Premier film parlant d'Alfred Hitchcock et du cinéma britannique, Blackmail n'est pas encore à la hauteur de ce que le cinéaste saura livrer quelques années plus tard mais se pose en témoin de ses recherches formelles. Le tournage étant largement entamé lors de l'arrivée de cette nouvelle technologie aux nouveaux horizons, l'auteur a intelligemment mêlé
séquences muettes et apparition des dialogues
pour construire un suspense certes intense mais diablement long à se mettre en place.
Alice, fiancée à l'inspecteur Franck Webber, se laisse raccompagner par un jeune et séduisant peintre qui l'invite à venir visiter son atelier. Quand celui-ci tente d'abuser de son innocence, désemparée et paniquée, elle ne trouve d'autre alternative pour s'en débarrasser qu'un couteau sur la table de nuit. Au matin, le fiancé est appelé sur les lieux du crime. Ramassant là un gant de son aimée, il croit pouvoir la protéger.

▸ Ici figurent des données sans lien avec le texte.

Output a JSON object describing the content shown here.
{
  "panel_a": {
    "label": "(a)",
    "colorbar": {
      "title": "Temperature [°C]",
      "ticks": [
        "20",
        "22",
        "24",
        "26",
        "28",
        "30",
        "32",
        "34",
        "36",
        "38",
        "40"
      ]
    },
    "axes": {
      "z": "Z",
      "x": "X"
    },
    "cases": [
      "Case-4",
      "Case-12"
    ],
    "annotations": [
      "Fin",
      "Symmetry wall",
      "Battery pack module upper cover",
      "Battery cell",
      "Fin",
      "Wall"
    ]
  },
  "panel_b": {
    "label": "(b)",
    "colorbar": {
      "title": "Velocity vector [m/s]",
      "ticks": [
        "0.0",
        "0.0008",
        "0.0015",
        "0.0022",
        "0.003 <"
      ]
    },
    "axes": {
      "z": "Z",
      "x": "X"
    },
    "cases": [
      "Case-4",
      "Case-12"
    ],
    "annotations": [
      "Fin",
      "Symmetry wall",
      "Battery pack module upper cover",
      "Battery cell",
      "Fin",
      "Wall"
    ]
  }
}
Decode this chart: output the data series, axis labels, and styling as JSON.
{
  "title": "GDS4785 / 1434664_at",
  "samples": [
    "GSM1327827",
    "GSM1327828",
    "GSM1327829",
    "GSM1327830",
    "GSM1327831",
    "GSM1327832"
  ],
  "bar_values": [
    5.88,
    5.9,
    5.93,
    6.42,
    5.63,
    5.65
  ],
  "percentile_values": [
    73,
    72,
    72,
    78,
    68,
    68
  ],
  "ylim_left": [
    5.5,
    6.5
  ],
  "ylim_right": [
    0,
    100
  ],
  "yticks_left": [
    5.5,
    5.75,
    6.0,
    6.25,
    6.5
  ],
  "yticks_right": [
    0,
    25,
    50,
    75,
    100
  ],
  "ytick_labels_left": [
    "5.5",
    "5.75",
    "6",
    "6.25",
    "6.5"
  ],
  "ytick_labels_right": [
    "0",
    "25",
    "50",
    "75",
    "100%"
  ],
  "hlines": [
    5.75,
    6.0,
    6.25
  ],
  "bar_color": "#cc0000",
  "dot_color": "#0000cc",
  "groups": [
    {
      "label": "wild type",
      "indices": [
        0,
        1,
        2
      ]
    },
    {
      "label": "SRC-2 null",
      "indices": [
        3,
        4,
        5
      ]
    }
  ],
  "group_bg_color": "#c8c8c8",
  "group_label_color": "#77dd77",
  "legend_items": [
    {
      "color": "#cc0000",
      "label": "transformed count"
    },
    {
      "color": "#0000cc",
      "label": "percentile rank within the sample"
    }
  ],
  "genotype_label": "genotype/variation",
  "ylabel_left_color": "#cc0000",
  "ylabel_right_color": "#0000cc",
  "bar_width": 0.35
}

Jusqu'à ce qu'un inconnu en possession de l'autre gant vienne les faire chanter : probité, conscience, les tourtereaux sont acculés dans leurs propres impasses.
Il y a
un long et lourd déséquilibre
qui maintient le métrage : avant l'arrivée de dialogues, une bonne partie du film est montée en musique dans la plus grande tradition du cinéma muet. Ainsi, l'image est longtemps cantonnée au rythme théâtral de tableaux animés : longs plans d'ensemble redondants entrecoupés de rares portraits et de quelques inserts bien sentis. L'introduction est longue et le réel corps du suspense ne tient que les dernières vingt minutes. Si l'ensemble est ponctué de
quelques exagérations visuelles du maître sur d'importants détails,
si tous les indices du polar sont mis en lumière avec l'intelligence logique du film policier, c'est seulement cet ultime segment qui développe une forte tension, dans l'installation et la résolution, rapides, du chantage qui donne son titre à l'œuvre.
Côté photographie, la sensation est identique : plans d'ensemble légèrement surexposés, contraste fragile de la pellicule de l'époque, face à des portraits et des inserts travaillés méticuleusement, où la touche d'expressionnisme du maître s'installe doucement. C'est bien au son, malgré quelques dialogues superflus, que l'on trouve les meilleures interventions techniques : la boucle sourde de ce mot répété qui amène un cri déchirant fait son effet, tandis que le ton des dialogues vient confirmer, ou infirmer, le talent des comédiens. Notamment de John Longden, quasiment impeccable. À ses côtes, Anny Ondra et Donald Calthrop (même si celui-ci s'en sort un peu mieux) n'ont que les défauts des actrices du muet qui s'alanguissent en longues poses – impression renforcée par un importante part de
la mise en scène qui ne se défait pas encore de ces habitudes suintant la composition de tableaux
dans lesquels la vie s'anime d'exagérations factices.
Intéressant de par l'essaimage constant de recherches formelles qui nourriront à l'avenir les meilleures narrations du réalisateur, Blackmail pâtit cependant de longueurs inhérentes aux habitudes du cinéma muet : une sorte d'évidence en somme, là où l'arrivée du son amène les cinéastes à repenser, à adapter et à réinventer presque, la grammaire du cinématographe. Un film qui, malgré ces longueurs et ces défauts, ne doit donc pas être nié puisqu'il se fait alors
témoin essentiel d'un processus créatif à l'œuvre.